Similarly, the hockey teams with the best offensive leadership have had a 19-11 (63.3%) record in the Stanley Cup Finals for the past 30 years, as measured by points scored. This factor favors the Black Hawks and Patrick Kane (88 points) over the Flyers and Mike Richards (62 points).

Defending

In almost every sport we’ve studied, defense really does win championships. Our research has shown this to be true in both the Super Bowl and the World Series. This maxim proves to be true also in the Stanley Cup Finals and in the NBA Championships. Over the past 30 years, the hockey team with the best percentage of goalie saves has gone 18-11 (62.2%). In recent years, from the high-scoring period of the mid-1980s to the mid-1990s, hockey’s defense has been an even stronger dynamic. The teams with the best savings percentage are gone:

• 3-0 in the last 4 years (teams had the same savings percentage one year),

• 6-1 in the last 8 years,

• and 13-4 in the last 18 years.

This factor favors the Philadelphia Flyers with their 907 percent savings versus the Chicago Black Hawks and their 903 percent savings.

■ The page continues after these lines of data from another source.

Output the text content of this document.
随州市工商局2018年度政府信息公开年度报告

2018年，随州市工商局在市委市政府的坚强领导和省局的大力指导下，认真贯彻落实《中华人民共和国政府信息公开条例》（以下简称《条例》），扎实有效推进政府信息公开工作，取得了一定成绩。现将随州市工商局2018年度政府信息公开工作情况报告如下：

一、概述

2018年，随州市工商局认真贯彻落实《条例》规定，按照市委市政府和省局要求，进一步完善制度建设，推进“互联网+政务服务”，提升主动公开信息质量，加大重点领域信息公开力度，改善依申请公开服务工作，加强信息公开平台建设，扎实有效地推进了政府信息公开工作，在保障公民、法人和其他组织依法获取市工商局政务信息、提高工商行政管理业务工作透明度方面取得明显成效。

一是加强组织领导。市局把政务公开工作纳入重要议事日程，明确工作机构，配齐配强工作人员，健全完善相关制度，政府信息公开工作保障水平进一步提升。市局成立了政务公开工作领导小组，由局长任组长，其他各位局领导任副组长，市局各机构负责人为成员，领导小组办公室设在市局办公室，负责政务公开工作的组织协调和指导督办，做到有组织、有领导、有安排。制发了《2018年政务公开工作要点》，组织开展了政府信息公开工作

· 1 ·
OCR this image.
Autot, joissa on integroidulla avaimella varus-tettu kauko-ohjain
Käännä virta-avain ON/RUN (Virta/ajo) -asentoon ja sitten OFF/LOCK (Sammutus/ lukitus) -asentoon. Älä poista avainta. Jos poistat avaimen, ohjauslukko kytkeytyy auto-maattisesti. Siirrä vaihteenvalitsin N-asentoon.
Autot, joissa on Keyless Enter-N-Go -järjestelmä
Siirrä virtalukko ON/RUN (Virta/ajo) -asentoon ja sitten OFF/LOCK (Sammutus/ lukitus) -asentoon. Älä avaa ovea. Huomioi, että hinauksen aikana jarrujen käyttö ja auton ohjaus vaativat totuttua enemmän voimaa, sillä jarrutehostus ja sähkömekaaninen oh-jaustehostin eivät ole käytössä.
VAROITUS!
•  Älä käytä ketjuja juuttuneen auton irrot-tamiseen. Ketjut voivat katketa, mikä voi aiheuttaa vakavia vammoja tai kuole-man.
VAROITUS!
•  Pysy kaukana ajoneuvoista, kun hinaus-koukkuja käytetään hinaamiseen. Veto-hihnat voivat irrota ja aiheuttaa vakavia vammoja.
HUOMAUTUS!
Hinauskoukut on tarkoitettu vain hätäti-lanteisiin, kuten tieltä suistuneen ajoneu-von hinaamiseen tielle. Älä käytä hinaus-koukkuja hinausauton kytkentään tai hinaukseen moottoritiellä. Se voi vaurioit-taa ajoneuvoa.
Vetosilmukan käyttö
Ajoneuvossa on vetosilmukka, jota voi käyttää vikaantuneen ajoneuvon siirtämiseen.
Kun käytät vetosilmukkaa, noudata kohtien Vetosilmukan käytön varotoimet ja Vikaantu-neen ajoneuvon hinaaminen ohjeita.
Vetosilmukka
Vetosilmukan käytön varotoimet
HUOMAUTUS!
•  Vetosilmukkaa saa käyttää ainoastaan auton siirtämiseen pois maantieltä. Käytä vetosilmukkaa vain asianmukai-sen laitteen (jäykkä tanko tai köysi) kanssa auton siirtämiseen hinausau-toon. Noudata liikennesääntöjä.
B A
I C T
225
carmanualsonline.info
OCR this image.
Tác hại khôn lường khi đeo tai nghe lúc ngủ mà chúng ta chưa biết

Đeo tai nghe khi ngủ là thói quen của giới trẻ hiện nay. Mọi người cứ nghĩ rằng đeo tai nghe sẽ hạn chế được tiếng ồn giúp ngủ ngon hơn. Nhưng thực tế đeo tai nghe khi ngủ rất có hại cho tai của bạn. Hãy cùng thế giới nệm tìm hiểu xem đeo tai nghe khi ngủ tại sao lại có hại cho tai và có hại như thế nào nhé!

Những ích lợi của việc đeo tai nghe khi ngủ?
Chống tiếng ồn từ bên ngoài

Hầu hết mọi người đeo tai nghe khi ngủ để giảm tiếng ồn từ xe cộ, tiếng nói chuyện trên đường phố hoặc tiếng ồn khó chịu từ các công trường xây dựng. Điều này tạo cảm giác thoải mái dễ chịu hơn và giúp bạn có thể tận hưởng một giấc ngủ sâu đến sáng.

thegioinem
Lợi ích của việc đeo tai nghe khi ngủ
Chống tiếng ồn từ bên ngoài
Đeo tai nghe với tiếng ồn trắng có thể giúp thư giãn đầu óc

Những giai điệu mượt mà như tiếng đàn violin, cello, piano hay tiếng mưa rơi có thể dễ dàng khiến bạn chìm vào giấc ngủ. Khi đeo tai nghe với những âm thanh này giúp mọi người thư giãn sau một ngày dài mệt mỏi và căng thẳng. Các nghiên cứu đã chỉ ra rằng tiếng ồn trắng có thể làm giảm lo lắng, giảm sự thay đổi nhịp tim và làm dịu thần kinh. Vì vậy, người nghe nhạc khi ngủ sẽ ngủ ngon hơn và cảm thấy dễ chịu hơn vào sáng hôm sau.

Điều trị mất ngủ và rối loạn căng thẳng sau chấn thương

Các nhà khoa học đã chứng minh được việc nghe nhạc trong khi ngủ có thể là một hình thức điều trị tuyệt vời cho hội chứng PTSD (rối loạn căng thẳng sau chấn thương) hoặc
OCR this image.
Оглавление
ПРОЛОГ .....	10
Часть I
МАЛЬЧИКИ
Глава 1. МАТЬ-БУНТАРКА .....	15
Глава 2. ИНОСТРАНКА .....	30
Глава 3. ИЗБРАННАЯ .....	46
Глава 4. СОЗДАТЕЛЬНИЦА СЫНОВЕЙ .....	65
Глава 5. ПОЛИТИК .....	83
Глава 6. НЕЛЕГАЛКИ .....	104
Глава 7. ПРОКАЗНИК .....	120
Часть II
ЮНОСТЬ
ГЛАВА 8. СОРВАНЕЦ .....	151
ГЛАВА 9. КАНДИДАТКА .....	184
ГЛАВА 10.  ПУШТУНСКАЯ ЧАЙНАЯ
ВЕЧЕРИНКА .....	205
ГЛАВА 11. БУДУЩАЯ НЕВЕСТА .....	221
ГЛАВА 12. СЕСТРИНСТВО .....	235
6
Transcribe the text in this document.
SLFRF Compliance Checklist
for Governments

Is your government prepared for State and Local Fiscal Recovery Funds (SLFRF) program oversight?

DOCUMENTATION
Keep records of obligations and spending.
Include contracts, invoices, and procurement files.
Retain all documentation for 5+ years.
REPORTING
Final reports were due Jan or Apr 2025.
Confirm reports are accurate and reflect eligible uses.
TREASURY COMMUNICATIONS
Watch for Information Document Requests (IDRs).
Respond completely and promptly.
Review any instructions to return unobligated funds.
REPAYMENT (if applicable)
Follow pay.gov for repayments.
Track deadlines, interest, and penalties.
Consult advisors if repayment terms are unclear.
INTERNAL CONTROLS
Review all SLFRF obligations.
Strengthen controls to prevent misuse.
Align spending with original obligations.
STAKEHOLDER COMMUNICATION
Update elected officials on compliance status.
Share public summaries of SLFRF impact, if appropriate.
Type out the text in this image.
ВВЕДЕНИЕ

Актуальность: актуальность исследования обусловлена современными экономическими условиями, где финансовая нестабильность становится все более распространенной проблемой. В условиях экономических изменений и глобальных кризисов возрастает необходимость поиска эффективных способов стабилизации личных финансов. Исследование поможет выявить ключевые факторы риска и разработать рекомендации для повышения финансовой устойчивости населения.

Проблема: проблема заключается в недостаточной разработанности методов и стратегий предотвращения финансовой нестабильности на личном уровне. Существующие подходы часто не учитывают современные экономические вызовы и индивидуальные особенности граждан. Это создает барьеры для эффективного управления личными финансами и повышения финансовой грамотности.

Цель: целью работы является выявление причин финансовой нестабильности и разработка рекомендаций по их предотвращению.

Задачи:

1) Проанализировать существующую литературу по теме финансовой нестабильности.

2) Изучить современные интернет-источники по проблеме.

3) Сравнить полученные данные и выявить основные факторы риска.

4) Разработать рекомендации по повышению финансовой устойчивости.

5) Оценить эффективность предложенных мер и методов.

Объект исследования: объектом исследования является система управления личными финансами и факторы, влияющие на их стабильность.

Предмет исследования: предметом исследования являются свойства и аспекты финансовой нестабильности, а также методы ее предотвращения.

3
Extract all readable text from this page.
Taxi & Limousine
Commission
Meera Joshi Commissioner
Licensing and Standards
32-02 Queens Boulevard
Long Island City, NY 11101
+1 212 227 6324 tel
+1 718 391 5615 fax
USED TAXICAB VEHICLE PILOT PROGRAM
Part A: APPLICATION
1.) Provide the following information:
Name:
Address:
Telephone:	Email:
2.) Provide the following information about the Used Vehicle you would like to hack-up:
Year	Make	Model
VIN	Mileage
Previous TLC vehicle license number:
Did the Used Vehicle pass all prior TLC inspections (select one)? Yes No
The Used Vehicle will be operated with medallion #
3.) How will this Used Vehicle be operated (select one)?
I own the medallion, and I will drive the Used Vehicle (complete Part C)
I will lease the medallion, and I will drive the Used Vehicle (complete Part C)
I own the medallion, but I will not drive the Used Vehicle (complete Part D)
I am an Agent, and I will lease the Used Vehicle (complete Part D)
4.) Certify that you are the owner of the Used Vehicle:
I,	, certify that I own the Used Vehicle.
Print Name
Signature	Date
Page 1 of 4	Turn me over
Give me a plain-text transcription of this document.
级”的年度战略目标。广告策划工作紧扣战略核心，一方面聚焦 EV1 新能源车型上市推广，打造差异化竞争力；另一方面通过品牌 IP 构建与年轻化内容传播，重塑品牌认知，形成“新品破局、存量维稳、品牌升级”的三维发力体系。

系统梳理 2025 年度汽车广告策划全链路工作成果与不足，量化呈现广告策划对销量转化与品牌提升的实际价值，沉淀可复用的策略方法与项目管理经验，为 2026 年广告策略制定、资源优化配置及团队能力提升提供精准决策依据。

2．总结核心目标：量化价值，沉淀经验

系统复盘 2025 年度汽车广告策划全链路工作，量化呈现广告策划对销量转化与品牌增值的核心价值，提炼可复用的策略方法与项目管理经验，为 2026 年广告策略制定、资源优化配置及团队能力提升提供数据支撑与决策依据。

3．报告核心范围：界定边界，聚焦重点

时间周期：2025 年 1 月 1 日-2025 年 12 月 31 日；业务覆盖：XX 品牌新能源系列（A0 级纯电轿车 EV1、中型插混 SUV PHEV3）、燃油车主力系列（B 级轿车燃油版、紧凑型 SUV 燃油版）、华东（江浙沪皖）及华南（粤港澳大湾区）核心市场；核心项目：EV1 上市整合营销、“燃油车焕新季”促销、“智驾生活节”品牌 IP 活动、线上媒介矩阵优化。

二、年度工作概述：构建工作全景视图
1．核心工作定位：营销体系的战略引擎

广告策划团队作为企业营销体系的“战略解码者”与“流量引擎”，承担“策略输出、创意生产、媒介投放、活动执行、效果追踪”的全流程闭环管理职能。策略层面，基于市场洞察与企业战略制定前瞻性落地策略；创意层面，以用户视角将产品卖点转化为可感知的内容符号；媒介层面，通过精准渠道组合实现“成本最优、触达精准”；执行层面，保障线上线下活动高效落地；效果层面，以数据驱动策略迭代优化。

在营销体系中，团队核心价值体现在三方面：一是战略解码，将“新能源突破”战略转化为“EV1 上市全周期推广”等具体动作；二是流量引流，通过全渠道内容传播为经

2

Defense also helps basketball teams win championships. We found that, on average, defensive factors are more correlated with winning championships than offensive factors. In the past 20 years, the team with the best defense, measured by points against per game, has been 13-7 (65.0%) in the NBA Championships. This factor favors the Celtics (95.6 points against per game) this season. The Lakers gave up 97.0 points per game during the regular season.

Consistency factors

Another key to winning is consistency. Interestingly, this kind of “coherence factor” is typically associated with “less exciting heroic deeds” than most sports fans would expect. For example, in baseball, our research shows that batting average is more correlated with winning the World Series than with home runs.

Similarly, in the NBA Finals, the field goal percentage is more important than the three-point shooting percentage. For the past 20 years, the team with the best field goal percentage has been 12-7 (63.2%) in the professional basketball championship series. This factor favors the Celtics this year, with their 48.3% FG% versus 45.7% for the Lakers.

Championship factors and 2010 finals

So who will win the Stanley Cup finals? The # 2 seeded Black Hawks are big favorites over the # 7 seeded Flyers (about 2.5-1 favorites), but the Flyers certainly have the lead on the bench and between the goal posts to do a number of that.

The NBA Finals present an interesting dilemma. The leadership factors point to the Lakers (training and star leadership), but the other factors (defense and consistency) favor the Celtics.